What makes the stigmatization of Dugas all the more unfortunate is that by early 1982 the CDC had good reason to believe that homosexuals were not the only victims of AIDS and that sexual intercourse was not the only means of transmission, but it took them some time to revise their blinkered view. The first clue had come in September 1981 when infectious disease specialists at Miami’s Jackson Memorial Hospital noticed similar symptoms in men and women of Haitian origin. The same month, pediatricians in Miami and New York recognized the same syndrome in children born to Haitian mothers, but when they brought the cases to the attention of the CDC, agency officials were reluctant to believe them. However, by the following summer the CDC task force was hearing of more and more cases of PCP in heterosexuals who were injecting drug users, leading them to believe that GRID might also be transmitted intravenously. At around the same time, the CDC received the first reports of severe PCP in hemophiliacs. The cases involved three men from Denver, Colorado and Westchester, New York—parts of the country not yet known to be affected by the epidemic. Ominously, none of the men had a history of homosexuality or needle sharing, but all three had been given multiple injections of Factor VIII, a blood coagulant concentrate pooled from the plasma of thousands of donors across the United States. This was followed, in July 1982, by a report that a disease identical to GRID had broken out among thirty-four Haitian emigrants to the United States, most of them heterosexual men who had arrived in the country in the previous two years. In addition, eleven cases of KS were discovered in the Haitian capital, Port-au-Prince. However, it was only in September 1982, after the agency l
earned that a pediatrician at the University of California Medical Center was treating an infant with PCP and that the two-year-old had received multiple blood transfusions at birth, that the CDC finally dropped the term GRID and in September 1982 began referring to the disease as AIDS.

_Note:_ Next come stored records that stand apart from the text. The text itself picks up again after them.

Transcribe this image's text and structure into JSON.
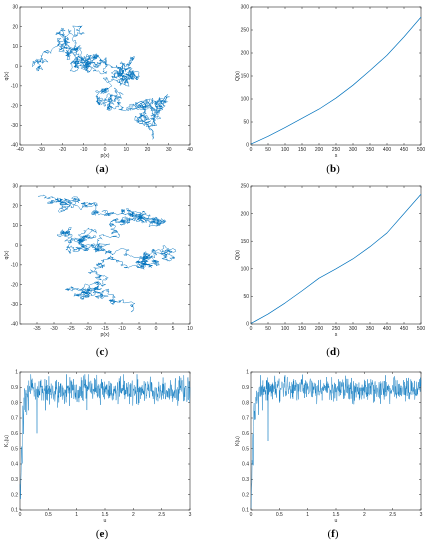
{
  "figure": {
    "colors": {
      "line": "#0072bd",
      "axis": "#262626"
    }
  },
  "chart_data": [
    {
      "id": "a",
      "type": "line",
      "caption": "a",
      "xlabel": "p(x)",
      "ylabel": "q(x)",
      "xlim": [
        -40,
        40
      ],
      "ylim": [
        -40,
        30
      ],
      "xticks": [
        -40,
        -30,
        -20,
        -10,
        0,
        10,
        20,
        30,
        40
      ],
      "yticks": [
        -40,
        -30,
        -20,
        -10,
        0,
        10,
        20,
        30
      ],
      "walk": {
        "seed": 11,
        "steps": 2200,
        "step": 0.75,
        "clouds": [
          {
            "x": -28,
            "y": 7,
            "rx": 5,
            "ry": 8,
            "w": 2
          },
          {
            "x": -18,
            "y": 10,
            "rx": 6,
            "ry": 7,
            "w": 2
          },
          {
            "x": -10,
            "y": 15,
            "rx": 5,
            "ry": 5,
            "w": 1.5
          },
          {
            "x": -6,
            "y": 3,
            "rx": 6,
            "ry": 6,
            "w": 2
          },
          {
            "x": 1,
            "y": 6,
            "rx": 5,
            "ry": 5,
            "w": 1.5
          },
          {
            "x": 5,
            "y": -12,
            "rx": 5,
            "ry": 4,
            "w": 1
          },
          {
            "x": 15,
            "y": -25,
            "rx": 5,
            "ry": 3,
            "w": 1
          },
          {
            "x": 28,
            "y": -17,
            "rx": 5,
            "ry": 3,
            "w": 1
          }
        ],
        "path": [
          [
            -30,
            0
          ],
          [
            -20,
            5
          ],
          [
            -12,
            15
          ],
          [
            -5,
            5
          ],
          [
            3,
            3
          ],
          [
            5,
            -15
          ],
          [
            12,
            -23
          ],
          [
            20,
            -27
          ],
          [
            32,
            -13
          ]
        ]
      }
    },
    {
      "id": "b",
      "type": "line",
      "caption": "b",
      "xlabel": "s",
      "ylabel": "Q(s)",
      "xlim": [
        0,
        500
      ],
      "ylim": [
        0,
        300
      ],
      "xticks": [
        0,
        50,
        100,
        150,
        200,
        250,
        300,
        350,
        400,
        450,
        500
      ],
      "yticks": [
        0,
        50,
        100,
        150,
        200,
        250,
        300
      ],
      "x": [
        0,
        50,
        100,
        150,
        200,
        250,
        300,
        350,
        400,
        450,
        500
      ],
      "y": [
        2,
        19,
        38,
        58,
        78,
        102,
        130,
        162,
        195,
        235,
        278
      ]
    },
    {
      "id": "c",
      "type": "line",
      "caption": "c",
      "xlabel": "p(x)",
      "ylabel": "q(x)",
      "xlim": [
        -40,
        10
      ],
      "ylim": [
        -40,
        30
      ],
      "xticks": [
        -35,
        -30,
        -25,
        -20,
        -15,
        -10,
        -5,
        0,
        5,
        10
      ],
      "yticks": [
        -40,
        -30,
        -20,
        -10,
        0,
        10,
        20,
        30
      ],
      "walk": {
        "seed": 29,
        "steps": 2600,
        "step": 0.5,
        "clouds": [
          {
            "x": -25,
            "y": 24,
            "rx": 12,
            "ry": 4,
            "w": 2
          },
          {
            "x": -10,
            "y": 17,
            "rx": 10,
            "ry": 5,
            "w": 2
          },
          {
            "x": 2,
            "y": 8,
            "rx": 5,
            "ry": 5,
            "w": 1.5
          },
          {
            "x": -22,
            "y": 0,
            "rx": 10,
            "ry": 3,
            "w": 1.5
          },
          {
            "x": -2,
            "y": -5,
            "rx": 8,
            "ry": 4,
            "w": 1.5
          },
          {
            "x": -18,
            "y": -22,
            "rx": 5,
            "ry": 6,
            "w": 2
          },
          {
            "x": -8,
            "y": -28,
            "rx": 7,
            "ry": 3,
            "w": 1.5
          },
          {
            "x": 3,
            "y": -26,
            "rx": 4,
            "ry": 3,
            "w": 1
          }
        ],
        "path": [
          [
            -35,
            25
          ],
          [
            -20,
            22
          ],
          [
            -5,
            15
          ],
          [
            5,
            8
          ],
          [
            -10,
            2
          ],
          [
            -30,
            2
          ],
          [
            -12,
            -3
          ],
          [
            5,
            -5
          ],
          [
            -5,
            -12
          ],
          [
            -22,
            -17
          ],
          [
            -15,
            -28
          ],
          [
            0,
            -29
          ]
        ]
      }
    },
    {
      "id": "d",
      "type": "line",
      "caption": "d",
      "xlabel": "s",
      "ylabel": "Q(s)",
      "xlim": [
        0,
        500
      ],
      "ylim": [
        0,
        250
      ],
      "xticks": [
        0,
        50,
        100,
        150,
        200,
        250,
        300,
        350,
        400,
        450,
        500
      ],
      "yticks": [
        0,
        50,
        100,
        150,
        200,
        250
      ],
      "x": [
        0,
        50,
        100,
        150,
        200,
        250,
        300,
        350,
        400,
        450,
        500
      ],
      "y": [
        1,
        18,
        38,
        60,
        83,
        100,
        118,
        140,
        165,
        200,
        235
      ]
    },
    {
      "id": "e",
      "type": "line",
      "caption": "e",
      "xlabel": "u",
      "ylabel": "K₀(u)",
      "xlim": [
        0,
        3
      ],
      "ylim": [
        0.1,
        1
      ],
      "xticks": [
        0,
        0.5,
        1,
        1.5,
        2,
        2.5,
        3
      ],
      "yticks": [
        0.1,
        0.2,
        0.3,
        0.4,
        0.5,
        0.6,
        0.7,
        0.8,
        0.9,
        1
      ],
      "noise": {
        "seed": 7,
        "n": 600,
        "base": 0.88,
        "amp": 0.055,
        "rise": [
          [
            0,
            0.13
          ],
          [
            0.01,
            0.22
          ],
          [
            0.02,
            0.35
          ],
          [
            0.03,
            0.55
          ],
          [
            0.04,
            0.48
          ],
          [
            0.05,
            0.72
          ],
          [
            0.06,
            0.62
          ],
          [
            0.08,
            0.85
          ],
          [
            0.1,
            0.78
          ]
        ],
        "dips": [
          [
            0.12,
            0.72
          ],
          [
            0.15,
            0.75
          ],
          [
            0.3,
            0.6
          ],
          [
            0.45,
            0.75
          ]
        ]
      }
    },
    {
      "id": "f",
      "type": "line",
      "caption": "f",
      "xlabel": "u",
      "ylabel": "K(u)",
      "xlim": [
        0,
        3
      ],
      "ylim": [
        0.1,
        1
      ],
      "xticks": [
        0,
        0.5,
        1,
        1.5,
        2,
        2.5,
        3
      ],
      "yticks": [
        0.1,
        0.2,
        0.3,
        0.4,
        0.5,
        0.6,
        0.7,
        0.8,
        0.9,
        1
      ],
      "noise": {
        "seed": 19,
        "n": 600,
        "base": 0.89,
        "amp": 0.05,
        "rise": [
          [
            0,
            0.12
          ],
          [
            0.01,
            0.25
          ],
          [
            0.02,
            0.4
          ],
          [
            0.03,
            0.6
          ],
          [
            0.04,
            0.5
          ],
          [
            0.05,
            0.75
          ],
          [
            0.07,
            0.65
          ],
          [
            0.09,
            0.88
          ],
          [
            0.11,
            0.8
          ]
        ],
        "dips": [
          [
            0.13,
            0.72
          ],
          [
            0.2,
            0.75
          ],
          [
            0.3,
            0.55
          ],
          [
            0.5,
            0.8
          ]
        ]
      }
    }
  ]
}
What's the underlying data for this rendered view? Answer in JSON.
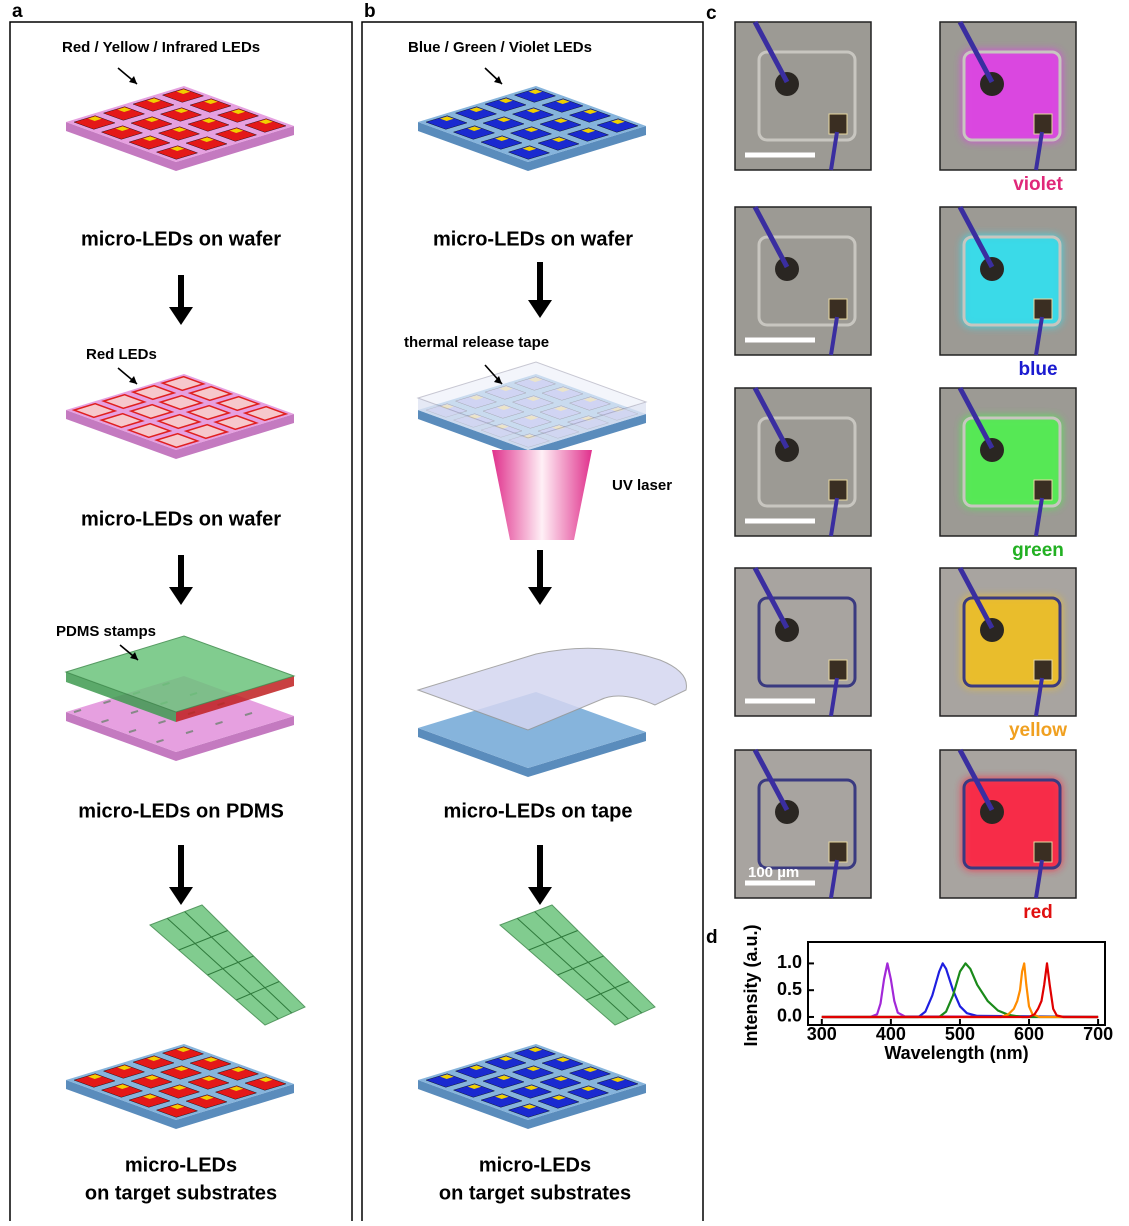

BY THE LATE 1980s, with half of America’s hemophiliacs infected with HIV—70 percent in the case of those with the most severe form of the disorder—few experts doubted that AIDS was also a blood-borne disease. But that still left open the question of where the virus had come from and how it had infected such a diverse range of social and ethnic groups—homosexuals, Haitians, heroin addicts, hemophiliacs—before anyone in the medical community had noticed. By now every region of the world had reported at least one case of HIV, leading the WHO to suggest that the pandemic had emerged simultaneously on three continents. However, few people accepted this theory, not least because it was in Africa that AIDS appeared to be spreading most quickly. Moreover, by the close of the decade, tests on historical serum samples had demonstrated that HIV had already been present in Zaire and Uganda in the 1970s. That these HIV-infected patients included women and children suggested that HIV might have been seeded in heterosexual populations in Central Africa several decades before it arrived in America. Coupled with the growing awareness of AIDS infections among Haitians, this suggested an African point of origin.